I am using Google Tag Manager to register events with Google Analytic. At one plance I am changing url on the changeof a dropdown. I want to track the same event on Google Analytics. I am worried what would happen if page is changed before event is registered with GA. Could you please let me know if there is a feature in GTM that can ensure that page is not changed before event is registered with GA.

Here is the code that will execute on the change of the dropdown

var targetCityChangedEventName = "TargetCityChanged";

$("#location", topHeader).bind({
        "change": function(ev, obj) {
            dataLayer.push({event : targetCityChangedEventName });
            var url = "http://" + window.location.host + "/" + $(this).val();
            window.location = url;
     }
});
2
If you use built-in event listeners in GTM, they all have hit callback functionality. - Petr Havlik
@PetrHavlĂ­k, but there is no onchange handler, is there ? - Eike Pierstorff
Eike, I think you are correct :-) - Petr Havlik

2 Answers

5
votes

If you are using ga.js (asynchronous Analytics) you can set an hit callback (a macro that returns a function) in the tag template under "advanced configuration and do the redirect there (possibly you'd need a separate analytics tag just the change event).

If you use Universal Analytics there was a discussion at the Tag Manager Google Group a while ago where Googles Brian Kuhn suggested the following way ( I have not tested this):

In the meantime, have you tried this?

dataLayer.push({callback:
 function() {
     alert(123);   
});

Then, create a dataLayer macro that reads the "callback" key. Then, use that macro as the value of a "fields to set" pair on your UA tag, under the field name "hitCallback".

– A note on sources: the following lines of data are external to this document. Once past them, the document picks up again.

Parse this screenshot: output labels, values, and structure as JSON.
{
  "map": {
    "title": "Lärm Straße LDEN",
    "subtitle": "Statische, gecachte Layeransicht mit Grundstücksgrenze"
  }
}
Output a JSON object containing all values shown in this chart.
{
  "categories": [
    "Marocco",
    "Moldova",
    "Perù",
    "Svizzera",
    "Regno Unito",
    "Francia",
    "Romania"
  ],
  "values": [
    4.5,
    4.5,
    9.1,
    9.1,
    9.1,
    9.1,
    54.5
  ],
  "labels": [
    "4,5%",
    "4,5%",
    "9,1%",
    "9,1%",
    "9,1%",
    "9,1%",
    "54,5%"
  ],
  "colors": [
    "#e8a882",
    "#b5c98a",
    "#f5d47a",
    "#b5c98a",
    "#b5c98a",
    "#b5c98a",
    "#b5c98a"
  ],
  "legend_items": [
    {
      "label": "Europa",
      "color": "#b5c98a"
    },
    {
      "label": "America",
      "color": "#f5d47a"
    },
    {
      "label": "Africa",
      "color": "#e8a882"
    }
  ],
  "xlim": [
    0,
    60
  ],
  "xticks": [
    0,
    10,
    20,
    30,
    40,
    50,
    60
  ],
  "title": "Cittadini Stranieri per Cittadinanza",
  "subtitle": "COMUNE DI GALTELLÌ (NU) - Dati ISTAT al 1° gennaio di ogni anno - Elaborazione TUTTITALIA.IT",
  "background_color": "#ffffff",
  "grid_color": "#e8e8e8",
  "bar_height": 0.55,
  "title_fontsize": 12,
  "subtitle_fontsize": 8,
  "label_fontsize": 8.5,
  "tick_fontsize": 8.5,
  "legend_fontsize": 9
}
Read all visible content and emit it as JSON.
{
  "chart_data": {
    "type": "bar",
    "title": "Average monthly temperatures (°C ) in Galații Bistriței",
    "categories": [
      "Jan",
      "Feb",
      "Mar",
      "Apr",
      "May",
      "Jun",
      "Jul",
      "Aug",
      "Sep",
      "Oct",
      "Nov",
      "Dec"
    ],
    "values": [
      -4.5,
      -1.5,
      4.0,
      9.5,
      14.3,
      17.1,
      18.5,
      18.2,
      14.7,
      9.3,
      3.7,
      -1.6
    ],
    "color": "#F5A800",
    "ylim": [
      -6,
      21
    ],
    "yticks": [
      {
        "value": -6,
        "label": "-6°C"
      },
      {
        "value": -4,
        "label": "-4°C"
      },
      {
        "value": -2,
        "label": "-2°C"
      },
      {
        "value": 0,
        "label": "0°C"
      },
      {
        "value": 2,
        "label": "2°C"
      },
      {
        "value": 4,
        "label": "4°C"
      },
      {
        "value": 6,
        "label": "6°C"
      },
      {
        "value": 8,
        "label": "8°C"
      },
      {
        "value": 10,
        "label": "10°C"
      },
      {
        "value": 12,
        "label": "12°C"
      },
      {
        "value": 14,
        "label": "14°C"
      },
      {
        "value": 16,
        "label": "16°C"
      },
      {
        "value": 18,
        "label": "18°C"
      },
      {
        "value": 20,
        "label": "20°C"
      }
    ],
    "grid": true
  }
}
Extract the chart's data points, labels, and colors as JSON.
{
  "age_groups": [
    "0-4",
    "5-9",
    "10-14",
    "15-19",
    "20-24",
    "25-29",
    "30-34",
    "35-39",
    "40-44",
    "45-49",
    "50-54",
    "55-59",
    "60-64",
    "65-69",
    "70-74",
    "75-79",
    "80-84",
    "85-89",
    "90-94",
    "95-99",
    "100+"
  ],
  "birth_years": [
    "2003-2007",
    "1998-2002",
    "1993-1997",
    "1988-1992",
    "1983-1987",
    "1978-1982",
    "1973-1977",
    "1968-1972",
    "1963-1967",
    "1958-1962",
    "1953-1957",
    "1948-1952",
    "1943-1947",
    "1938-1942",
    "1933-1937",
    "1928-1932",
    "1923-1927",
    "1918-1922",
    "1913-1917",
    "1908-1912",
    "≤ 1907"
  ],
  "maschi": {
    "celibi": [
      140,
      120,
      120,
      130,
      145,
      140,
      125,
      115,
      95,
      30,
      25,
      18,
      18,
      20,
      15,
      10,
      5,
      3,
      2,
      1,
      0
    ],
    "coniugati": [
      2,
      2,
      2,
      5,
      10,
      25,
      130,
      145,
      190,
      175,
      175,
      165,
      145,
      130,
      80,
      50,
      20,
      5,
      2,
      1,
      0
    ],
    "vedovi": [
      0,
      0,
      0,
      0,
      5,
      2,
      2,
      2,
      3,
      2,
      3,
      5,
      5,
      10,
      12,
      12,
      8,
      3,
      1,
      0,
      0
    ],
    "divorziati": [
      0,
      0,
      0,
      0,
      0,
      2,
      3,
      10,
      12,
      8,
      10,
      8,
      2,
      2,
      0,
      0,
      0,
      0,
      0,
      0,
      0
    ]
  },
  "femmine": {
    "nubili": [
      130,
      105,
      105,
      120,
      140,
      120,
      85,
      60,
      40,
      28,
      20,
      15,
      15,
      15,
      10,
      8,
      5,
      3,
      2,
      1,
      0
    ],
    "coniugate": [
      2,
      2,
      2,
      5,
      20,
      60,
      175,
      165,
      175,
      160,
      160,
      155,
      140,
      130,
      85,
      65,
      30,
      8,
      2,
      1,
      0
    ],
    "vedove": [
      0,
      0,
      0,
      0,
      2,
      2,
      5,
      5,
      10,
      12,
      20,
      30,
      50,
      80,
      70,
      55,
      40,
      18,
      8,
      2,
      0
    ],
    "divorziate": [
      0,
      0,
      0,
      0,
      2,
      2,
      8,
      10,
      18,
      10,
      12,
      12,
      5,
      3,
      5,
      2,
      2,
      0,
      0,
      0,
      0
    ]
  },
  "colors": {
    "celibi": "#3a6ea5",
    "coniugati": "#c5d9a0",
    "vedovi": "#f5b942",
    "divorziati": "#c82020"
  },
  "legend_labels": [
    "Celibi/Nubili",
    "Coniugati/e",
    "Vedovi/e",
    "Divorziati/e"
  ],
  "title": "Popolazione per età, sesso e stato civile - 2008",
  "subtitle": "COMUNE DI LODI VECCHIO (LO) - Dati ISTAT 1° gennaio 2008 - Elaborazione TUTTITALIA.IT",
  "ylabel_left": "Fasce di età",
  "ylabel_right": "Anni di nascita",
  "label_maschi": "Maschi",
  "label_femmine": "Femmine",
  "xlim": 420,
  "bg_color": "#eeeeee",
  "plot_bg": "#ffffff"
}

Instead of the alert you'd do the redirect.

In case that's not clear, a hit callback is a function that can be passed to the tracking calls and is executed after the tracking call has executed.

0
votes

I was able to resolve the same issue by simply inserting a delay. The dataLayer.push doesn't need to return anything, so a 100 millisecond delay is sufficient in 99% of the cases for the dataLayer.push to be executed.

dataLayer.push({ ... });
setTimeout( function(){ window.location = ...; }, 100 );

Note that the GTM preview/debug mode gives false positives - you must make sure that your tags are actually being fired, in my case my event was for a virtual pageview and I could see the results in RealTime Analytics. Without the delay, I could see that the tag was not being fired.